While some patients are able to identify how stress impacts their lives, Dr. McIlroy looks at physical symptoms — headache, body aches, back ache, and abdominal discomforts — that are frequently associated with stress.
“Osteopathic training looks at the person as a whole, but often I say, ‘What’s going on in your life?’ Some are very self-aware, and will say, ‘I think it’s the stress,’” she said.
Nevertheless, Dr. McIlroy will then prescribe tests to “methodically go through any possible medical diagnoses, before I conclude it’s stressinduced,” she explained.
“I use the metaphor of a backpack, and people putting bricks — one at a time — in the backpack. We have to eliminate some of the bricks if they can’t take the backpack off,” Dr. McIlroy said. “I don’t want acute stress to become chronic stress. We might have to use medication or therapy if they can’t make changes themselves.”

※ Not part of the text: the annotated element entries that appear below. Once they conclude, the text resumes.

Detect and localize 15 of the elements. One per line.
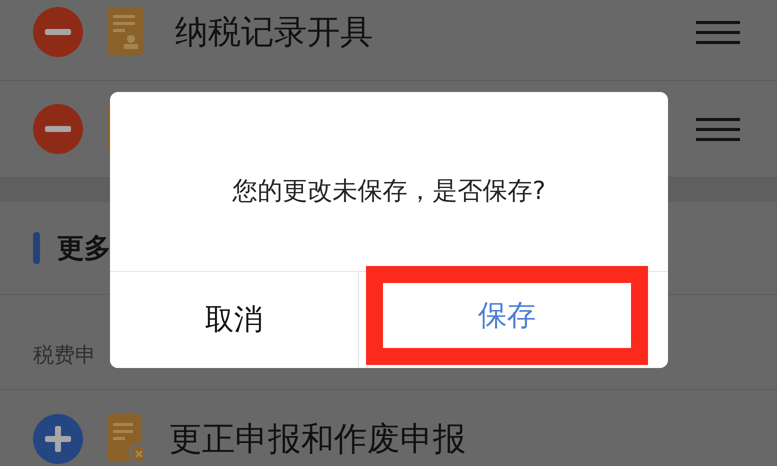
save-button[interactable]: 保存 [366, 266, 648, 365]
dialog-message: 您的更改未保存，是否保存? [232, 175, 546, 207]
certificate-icon [107, 7, 143, 57]
remove-icon[interactable] [33, 7, 83, 57]
drag-handle-icon[interactable] [696, 20, 740, 44]
add-icon[interactable] [33, 414, 83, 464]
section-heading: 更多 [57, 232, 111, 266]
remove-icon[interactable] [33, 104, 83, 154]
document-icon [107, 414, 143, 464]
section-marker [33, 232, 40, 264]
category-label: 税费申 [33, 342, 96, 369]
cancel-button[interactable]: 取消 [110, 272, 359, 368]
item-title: 更正申报和作废申报 [169, 418, 466, 460]
item-title: 纳税记录开具 [175, 10, 373, 52]
drag-handle-icon[interactable] [696, 118, 740, 140]
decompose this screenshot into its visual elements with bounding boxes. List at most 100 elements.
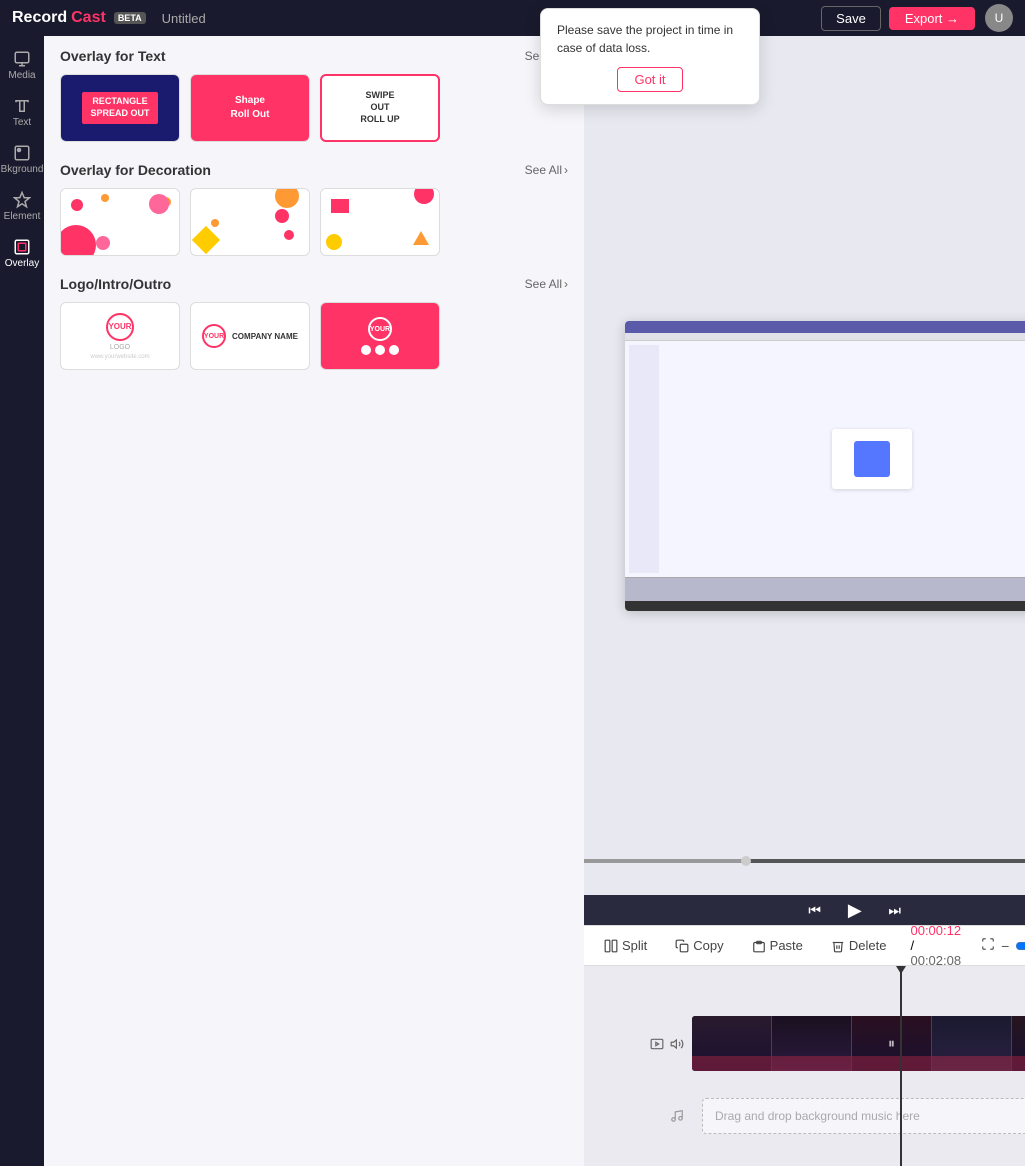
social-icon-1 bbox=[361, 345, 371, 355]
sidebar-media-label: Media bbox=[8, 70, 35, 81]
element-icon bbox=[13, 191, 31, 209]
zoom-fit-icon bbox=[981, 937, 995, 951]
overlay-card-rect-spread[interactable]: RECTANGLE SPREAD OUT bbox=[60, 74, 180, 142]
overlay-text-title: Overlay for Text bbox=[60, 48, 166, 64]
time-display: 00:00:12 / 00:02:08 bbox=[910, 923, 961, 968]
overlay-card-deco2[interactable] bbox=[190, 188, 310, 256]
user-avatar[interactable]: U bbox=[985, 4, 1013, 32]
zoom-fit-button[interactable] bbox=[981, 937, 995, 954]
overlay-card-deco1[interactable] bbox=[60, 188, 180, 256]
video-track-icon bbox=[650, 1037, 664, 1051]
overlay-icon bbox=[13, 238, 31, 256]
music-track-controls bbox=[584, 1109, 692, 1123]
card-shape-roll-text: Shape Roll Out bbox=[231, 94, 270, 122]
logo2-company-name: COMPANY NAME bbox=[232, 332, 298, 341]
logo3-circle: YOUR bbox=[368, 317, 392, 341]
copy-icon bbox=[675, 939, 689, 953]
video-thumb-4 bbox=[932, 1016, 1012, 1071]
overlay-card-swipe-out[interactable]: SWIPE OUT ROLL UP bbox=[320, 74, 440, 142]
overlay-card-deco3[interactable] bbox=[320, 188, 440, 256]
overlay-card-logo3[interactable]: YOUR bbox=[320, 302, 440, 370]
progress-bar-container bbox=[584, 859, 1025, 863]
overlay-card-logo1[interactable]: YOUR LOGO www.yourwebsite.com bbox=[60, 302, 180, 370]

She offers some suggestions:
Find other people to help
What support system is available and who’s involved? This might require more communication, and even some mediation, among family members.
Find personal time for enjoyable activities
“It’s getting back to the basics: Do what you like. Smile every day, and make time for yourself,” advises Dr. McIroy.
Plan ahead and prioritize
Dr. McIlroy urges patients to avoid stress eating, try to eat a healthy diet and get better sleep. Dr. McIlroy also follows up with patients within a couple of weeks to see if people have made changes. “Frequent office visits are very helpful in the healing process,” she said. “I ask them to make one small change for each visit. They have to strive.”